Wien (ÖGB). "Wir müssen es schaffen, in den Gewerkschaften mehr Frauen in Entscheidungsfunktionen und mehr Frauen in Betriebsräte zu bekommen", so Roswitha Bachner, Zentralsekretärin der Gewerkschaft Hotel, Gastgewerbe, Persönlicher Dienst, heute bei einer Podiumsdiskussion am 13. ÖGB-Frauenkongress. Frauen brauchen auf allen Ebenen ausreichend Mitsprache und
Mitentscheidungsrechte, unterstrich Bachner.++++

Die ausschliessliche Vertretung der Frauen durch Männer sei zu wenig, denn Frauen müssten die Möglichkeit haben, ihre Interessen selbst zu bestimmen; die Vertretung durch andere sei zu wenig.

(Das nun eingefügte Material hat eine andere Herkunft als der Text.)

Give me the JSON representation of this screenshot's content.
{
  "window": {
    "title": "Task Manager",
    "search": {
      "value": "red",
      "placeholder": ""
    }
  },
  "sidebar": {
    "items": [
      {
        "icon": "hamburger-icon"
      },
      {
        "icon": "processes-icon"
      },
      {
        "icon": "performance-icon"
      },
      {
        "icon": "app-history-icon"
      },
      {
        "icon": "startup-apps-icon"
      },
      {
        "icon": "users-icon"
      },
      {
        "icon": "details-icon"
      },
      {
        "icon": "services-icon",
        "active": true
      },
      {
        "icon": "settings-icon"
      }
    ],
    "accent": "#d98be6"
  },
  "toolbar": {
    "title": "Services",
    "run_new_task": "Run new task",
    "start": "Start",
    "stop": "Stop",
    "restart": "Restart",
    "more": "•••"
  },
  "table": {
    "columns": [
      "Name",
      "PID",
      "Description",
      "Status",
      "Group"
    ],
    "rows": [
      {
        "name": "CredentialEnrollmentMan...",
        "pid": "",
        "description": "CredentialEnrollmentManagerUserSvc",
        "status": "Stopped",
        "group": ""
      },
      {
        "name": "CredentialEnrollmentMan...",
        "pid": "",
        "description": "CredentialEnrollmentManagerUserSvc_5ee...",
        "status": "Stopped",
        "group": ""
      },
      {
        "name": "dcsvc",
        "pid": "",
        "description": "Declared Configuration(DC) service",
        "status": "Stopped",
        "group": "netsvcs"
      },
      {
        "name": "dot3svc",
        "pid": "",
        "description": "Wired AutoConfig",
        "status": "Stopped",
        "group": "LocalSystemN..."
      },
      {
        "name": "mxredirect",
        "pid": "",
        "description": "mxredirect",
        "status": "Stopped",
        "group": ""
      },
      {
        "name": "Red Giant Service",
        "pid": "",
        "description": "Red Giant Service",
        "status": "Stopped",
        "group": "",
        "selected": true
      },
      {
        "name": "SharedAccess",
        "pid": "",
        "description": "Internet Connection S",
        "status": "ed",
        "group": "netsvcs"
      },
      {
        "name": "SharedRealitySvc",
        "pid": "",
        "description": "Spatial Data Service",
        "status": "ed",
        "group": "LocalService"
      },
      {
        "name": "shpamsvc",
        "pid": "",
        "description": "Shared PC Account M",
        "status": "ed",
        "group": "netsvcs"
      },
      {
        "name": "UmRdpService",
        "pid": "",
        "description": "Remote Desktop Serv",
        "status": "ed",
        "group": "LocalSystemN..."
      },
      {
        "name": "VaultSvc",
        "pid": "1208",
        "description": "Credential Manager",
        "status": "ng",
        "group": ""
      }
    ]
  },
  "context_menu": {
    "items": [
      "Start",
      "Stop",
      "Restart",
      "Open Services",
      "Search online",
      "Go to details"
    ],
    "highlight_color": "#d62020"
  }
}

Auch Bachner sieht in der Umsetzung der gerechten Verteilung von unbezahlter und bezahlter Arbeit einen wesentlichen Schritt zur Chancengleichheit. Bachner: "Solange Frauen den Rucksack allein schleppen müssen, werden sie benachteiligt sein. Frauen brauchen mehr Zeit, sich für ihre Interessen einsetzen zu können."

Unternehmen und Betriebe müssten wesentlich frauen- und familienfreundlicher werden. Zur Verwirklichung einer
tatsächlichen Chancengleichheit müsse die Wirtschaft umdenken, ein Partner werden und wesentlich flexibler agieren. Wenn UnternehmerInnen das weibliche Potential erkennen, können sie nur profitieren, so Bachner.

Eva Wawara, Unternehmerin, äusserte den Wunsch nach einer verstärkten Kooperation von Unternehmerinnen und forderte zur Entwicklung von Zukunftsmodellen eine verstärkte Zusammenarbeit
mit der Gewerkschaft.

"Chancengleichheitsprogramme müssen differenziert werden",
forderte Regina Bendl vom Institut für Absatzwirtschaft der Wirtschaftsuniversität. Sie plädierte für die strikte Trennung von frauen- und familienfreundlichen Massnahmen, denn Frauenförderung sei nicht Familienförderung. Gleichzeitig sei es notwendig, die Sensibilität von Betrieben für Frauenchancen zu verbessern. (bfm)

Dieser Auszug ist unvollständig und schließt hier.